Obesity levels among the young have surged over the past forty years, with a staggering 124 million children and teenagers now considered medically ‘too fat.’
Encompassing results from some 200 countries, medical journal The Lancet’s obesity study is bigger than any previously published. Among its statistics, 10 per cent of UK-based five-to-17-year olds are now considered obese.
Obese children will probably remain obese into adulthood. That, say experts, makes them much more susceptible to future health issues such as heart disease, type 2 diabetes, strokes and numerous cancers.
The Lancet’s obese children/teenagers study was published on World Obesity Day. Its publication coincided with the World Obesity Federation’s announcement that, from 2025 onwards, the annual worldwide obesity illness treatment cost will be £920 billion-plus. The weight gains aren’t so pronounced among Western European children but increasingly rapidly elsewhere, partly because unhealthy foods are more prolific, more widely-distributed and cheaper than ever.

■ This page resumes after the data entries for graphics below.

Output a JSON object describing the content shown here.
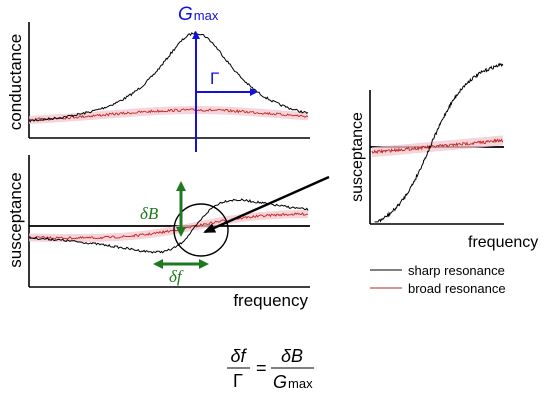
{
  "labels": {
    "g_max": "G",
    "g_max_sub": "max",
    "gamma": "Γ",
    "delta_b": "δB",
    "delta_f": "δf",
    "conductance": "conductance",
    "susceptance_left": "susceptance",
    "frequency_left": "frequency",
    "susceptance_right": "susceptance",
    "frequency_right": "frequency"
  },
  "legend": [
    {
      "label": "sharp resonance",
      "color": "#000000"
    },
    {
      "label": "broad resonance",
      "color": "#c0281c"
    }
  ],
  "equation": {
    "lhs_num": "δf",
    "lhs_den": "Γ",
    "equals": "=",
    "rhs_num": "δB",
    "rhs_den": "G",
    "rhs_den_sub": "max"
  },
  "colors": {
    "sharp": "#000000",
    "broad": "#c0281c",
    "broad_band": "#f3c6d0",
    "annotation_blue": "#1010e0",
    "annotation_green": "#1f7a1f"
  }
}
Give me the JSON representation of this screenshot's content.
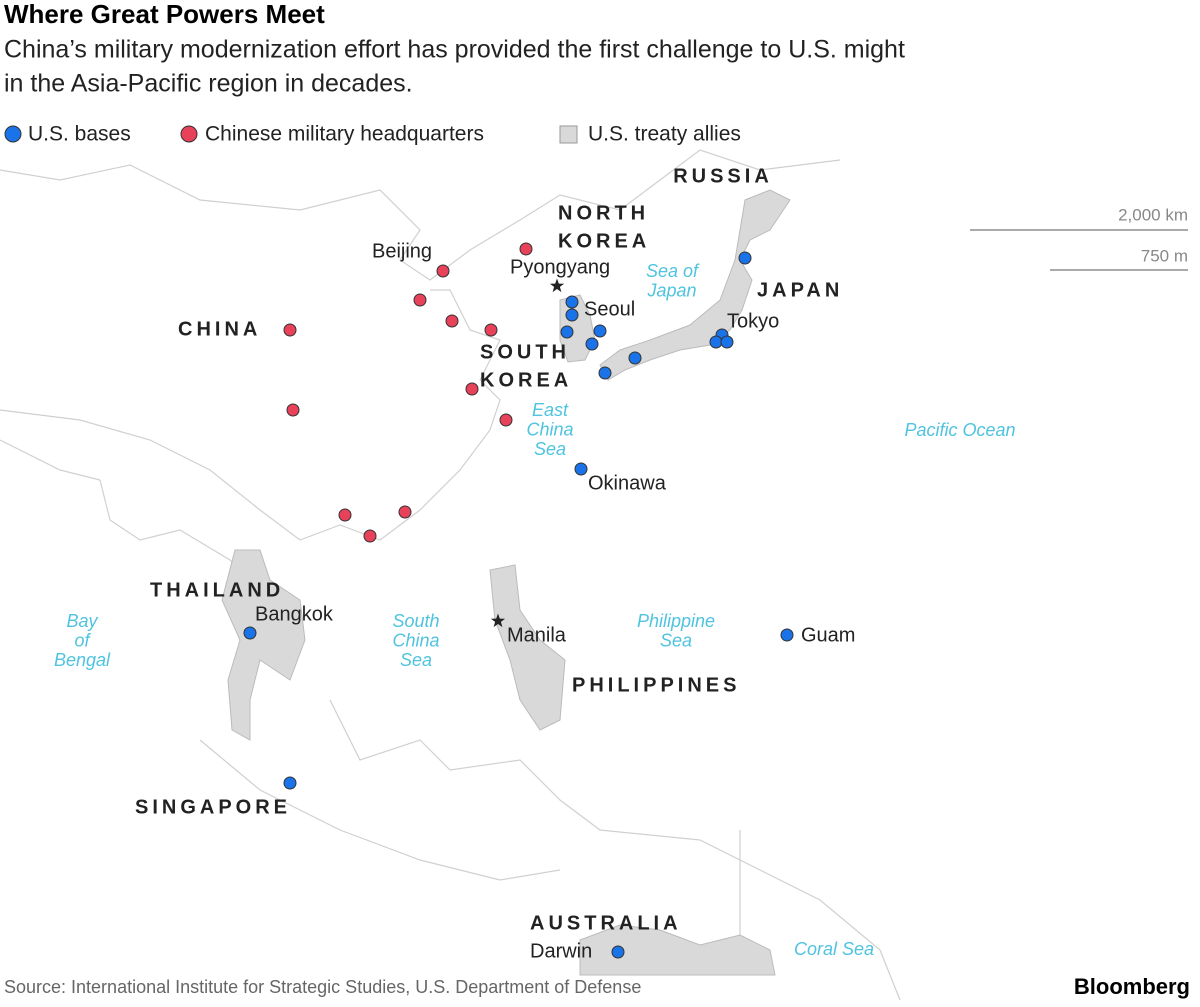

India, China and East Asia have seen the steepest child obesity rate rises, while Polynesia and Micronesia are where rates are highest. If present trends carry on, there’ll soon be more obese children and teenagers than underweight ones.
Researcher the London School of Hygiene and Tropical Medicine’s Dr Harry Rutter describes this as “a huge problem that will get worse.”
“Even skinny people are heavier than they would have been ten years ago”, he explains. “We have not become more weak-willed, lazy or greedy. The reality is the world around us is changing."
Rutter and colleagues meta-analysed some 2,400 previous studies’ findings. As a result, the heights and weights of approximately 32 million children and teenagers, aged from five up to 19, were tracked.
Global Weight Increases
So, how to counter these global weight increases? Increased physical activity uptake could be one option, as could more widely-implemented fast food taxation. As of late 2017, 20-or-so of the world’s nations now have a sugary drinks tax in place.
“Our sugar reduction programme and the government's sugar levy are world-leading, but this is just the beginning of a long journey to tackle the challenge of a generation”, says Public Health England’s chief nutritionist, Dr Alison Tedstone. "The evidence is clear, that just telling people what to do won't work. Whilst education and information are important, deeper actions are needed to help us lower calorie consumption and achieve healthier diets."